Rhea Seehorn dans Pluribus.©Apple TV+

Car la mutation n’épargne pas tout le monde : Helen, sa compagne, n’y survit pas. La protagoniste se retrouve donc seule. D’abord parmi ces nouveaux êtres, incapables de violence, s’appliquant à la satisfaire tout en la scrutant comme une équation à résoudre. Mais aussi parmi ses derniers congénères « humains », dont les contradictions ne tardent pas à faire vaciller la certitude que l’humanité mérite d’être sauvée…

Esthétique bien pensée

À son scénario original, Pluribus ajoute une esthétique maîtrisée. Laboratoires chorégraphiés, palettes saturées presque néon, plans inattendus, caméras embarquées : Gilligan cherche l’innovation et déploie une mise en scène parfaitement alignée avec son propos.
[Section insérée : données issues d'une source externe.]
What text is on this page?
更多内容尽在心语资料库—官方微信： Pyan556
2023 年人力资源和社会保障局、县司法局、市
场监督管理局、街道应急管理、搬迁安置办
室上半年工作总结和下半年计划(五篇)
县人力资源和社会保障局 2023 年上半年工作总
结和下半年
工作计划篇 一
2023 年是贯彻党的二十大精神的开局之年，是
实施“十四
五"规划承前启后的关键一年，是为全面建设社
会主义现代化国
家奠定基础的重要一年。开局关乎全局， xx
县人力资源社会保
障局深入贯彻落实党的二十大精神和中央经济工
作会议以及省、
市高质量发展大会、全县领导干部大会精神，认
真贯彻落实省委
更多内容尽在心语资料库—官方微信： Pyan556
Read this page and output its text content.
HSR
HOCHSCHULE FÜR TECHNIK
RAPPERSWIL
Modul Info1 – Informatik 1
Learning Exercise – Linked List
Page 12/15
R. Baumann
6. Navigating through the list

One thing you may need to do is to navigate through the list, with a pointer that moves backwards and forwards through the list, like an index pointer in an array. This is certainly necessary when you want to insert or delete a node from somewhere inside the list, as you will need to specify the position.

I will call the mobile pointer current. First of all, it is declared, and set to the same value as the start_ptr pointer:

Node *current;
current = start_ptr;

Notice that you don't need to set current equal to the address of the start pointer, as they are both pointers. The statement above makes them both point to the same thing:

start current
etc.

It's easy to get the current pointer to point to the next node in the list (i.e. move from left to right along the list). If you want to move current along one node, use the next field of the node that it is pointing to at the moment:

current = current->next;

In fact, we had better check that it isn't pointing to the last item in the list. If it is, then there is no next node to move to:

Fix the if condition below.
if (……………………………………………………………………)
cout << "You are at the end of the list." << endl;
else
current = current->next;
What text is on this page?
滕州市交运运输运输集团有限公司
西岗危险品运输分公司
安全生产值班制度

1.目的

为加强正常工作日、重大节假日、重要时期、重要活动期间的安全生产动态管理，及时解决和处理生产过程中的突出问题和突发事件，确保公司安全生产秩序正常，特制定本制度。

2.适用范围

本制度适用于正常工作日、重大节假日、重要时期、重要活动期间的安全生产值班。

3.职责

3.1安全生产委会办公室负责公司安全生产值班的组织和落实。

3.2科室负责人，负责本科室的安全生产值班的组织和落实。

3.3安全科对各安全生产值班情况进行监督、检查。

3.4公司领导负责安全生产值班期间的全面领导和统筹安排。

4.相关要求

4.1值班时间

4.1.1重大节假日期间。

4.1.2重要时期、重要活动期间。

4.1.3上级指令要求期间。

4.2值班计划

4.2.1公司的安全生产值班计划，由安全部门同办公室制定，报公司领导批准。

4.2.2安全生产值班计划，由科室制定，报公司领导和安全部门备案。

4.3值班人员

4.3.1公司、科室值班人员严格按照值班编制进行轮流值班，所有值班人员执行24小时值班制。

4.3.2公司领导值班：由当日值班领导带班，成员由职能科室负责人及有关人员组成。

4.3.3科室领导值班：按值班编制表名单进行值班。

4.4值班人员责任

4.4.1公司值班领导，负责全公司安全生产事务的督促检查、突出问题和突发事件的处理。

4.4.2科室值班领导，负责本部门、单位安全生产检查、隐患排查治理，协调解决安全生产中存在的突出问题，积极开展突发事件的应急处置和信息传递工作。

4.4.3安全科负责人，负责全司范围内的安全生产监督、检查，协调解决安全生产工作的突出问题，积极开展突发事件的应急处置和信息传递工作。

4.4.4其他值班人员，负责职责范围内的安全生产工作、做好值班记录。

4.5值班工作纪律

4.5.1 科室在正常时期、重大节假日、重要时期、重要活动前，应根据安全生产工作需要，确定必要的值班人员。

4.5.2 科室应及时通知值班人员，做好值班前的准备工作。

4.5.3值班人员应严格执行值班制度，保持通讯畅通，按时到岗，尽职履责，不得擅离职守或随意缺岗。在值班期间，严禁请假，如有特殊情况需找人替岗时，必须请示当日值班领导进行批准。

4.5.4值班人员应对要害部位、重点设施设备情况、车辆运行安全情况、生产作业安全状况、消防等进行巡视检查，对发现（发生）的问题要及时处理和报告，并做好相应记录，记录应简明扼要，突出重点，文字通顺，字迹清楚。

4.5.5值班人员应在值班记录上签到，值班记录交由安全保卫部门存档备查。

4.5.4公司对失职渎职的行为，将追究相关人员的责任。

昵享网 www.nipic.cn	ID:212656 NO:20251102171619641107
Rhea Seehorn dans Pluribus.©Apple TV+

Le monde ralentit – sans pour autant s’immobiliser – et se range. On retrouve une certaine froideur ritualisée à la Severance, malgré les décors chauds et secs du Nouveau-Mexique où réside la protagoniste. L’effroi bascule : il ne naît plus du désordre, mais du contrôle absolu.

Le vertige du collectif total

Derrière ce vernis SF, la série ne joue pas vraiment dans la cour de l’anticipation. Gilligan ne cherche ni le spectaculaire ni l’hypothèse scientifique : il construit une fable philosophique, presque un manuel d’angoisse existentielle. La question centrale n’est finalement pas « Comment l’humanité luttera-t-elle ? », mais « À quoi bon ? ».

Rhea Seehorn et Karolina Wydra dans Pluribus.©Apple TV+

Dans ce monde sans violence apparente, qui repose tout de même sur l’élimination pure et simple de l’individualité, l’harmonie devient insupportable. Évidemment, Gilligan ne résiste pas à l’humour noir et à l’ironie, véhiculés par sa protagoniste cynique, pourtant déterminée à ne pas se faire happer et incarnant ainsi cette vieille mythologie américaine du sauveur solitaire – ici féminisée.

Pas un drame pandémique de plus, donc, mais une dystopie calme qui refuse la frénésie pour mieux faire monter l’angoisse. Certains y verront des lenteurs ; d’autres salueront ce pari. Dans sa manière de regarder l’humanité se dissoudre dans un sourire, Pluribus touche à quelque chose d’inconfortable et de puissant. Apple TV+ voulait une proposition singulière. Elle l’a.